Obviously there has to be a limit to the rent moratorium and you don't want to create negative economic ripples by blindly supporting a feel good policy but maybe using a multi-millionaire with two dozen properties wasn't the best optics to get sympathy for the landlord class, if anything it confirms the negative view of the landlord class that Americans have.
 


the rent moratorium is a really good thing but it should be extended to owners of these properties also. only the massive corps should be losing money through this.
 
Can anyone tell me the date when the Covid financial moritorium on mortgages ends in the US?

Is this likely to trigger foreclosures and perhaps another property crash?
 
Obviously there has to be a limit to the rent moratorium and you don't want to create negative economic ripples by blindly supporting a feel good policy but maybe using a multi-millionaire with two dozen properties wasn't the best optics to get sympathy for the landlord class, if anything it confirms the negative view of the landlord class that Americans have.
Agreed on the optics part. Unfortunately it has already impacted pretty much every single renter, especially those that are looking to move.
 
Can anyone tell me the date when the Covid financial moritorium on mortgages ends in the US?

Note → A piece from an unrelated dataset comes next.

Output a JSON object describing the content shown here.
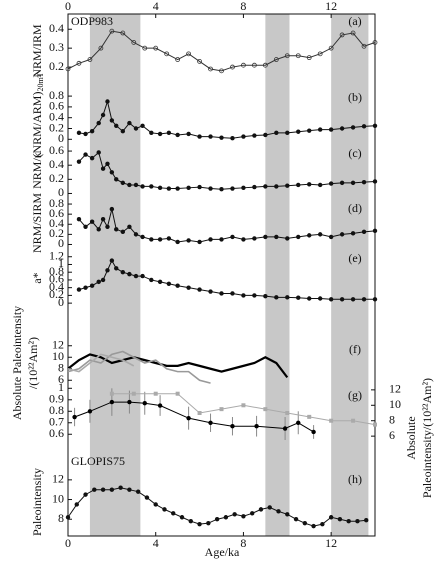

Is this likely to trigger foreclosures and perhaps another property crash?
I think it's this month. From what I've been seeing, homeowners have started negotiations with the banks. I don't think there will be a crash just yet but there's definitely going to be a slow down. The supply of buyers is shrinking so properties are going to stay on the market longer which may cause prices to drop some. What is concerning is that you have wage inflation along with regular inflation. Couple that with interest rates which are expected to increase and you could see home ownership be even more difficult.
 
I think it's this month. From what I've been seeing, homeowners have started negotiations with the banks. I don't think there will be a crash just yet but there's definitely going to be a slow down. The supply of buyers is shrinking so properties are going to stay on the market longer which may cause prices to drop some. What is concerning is that you have wage inflation along with regular inflation. Couple that with interest rates which are expected to increase and you could see home ownership be even more difficult.
I might move my superannuation (like a 401k) money into cash and go defensive. The sub prime crash really hurt the stock market and it could do the same if the US market takes a hit.
 
He’s the wrong example. The single mom who rents out two places to help her pay her own bills is out there.. Might want to find her.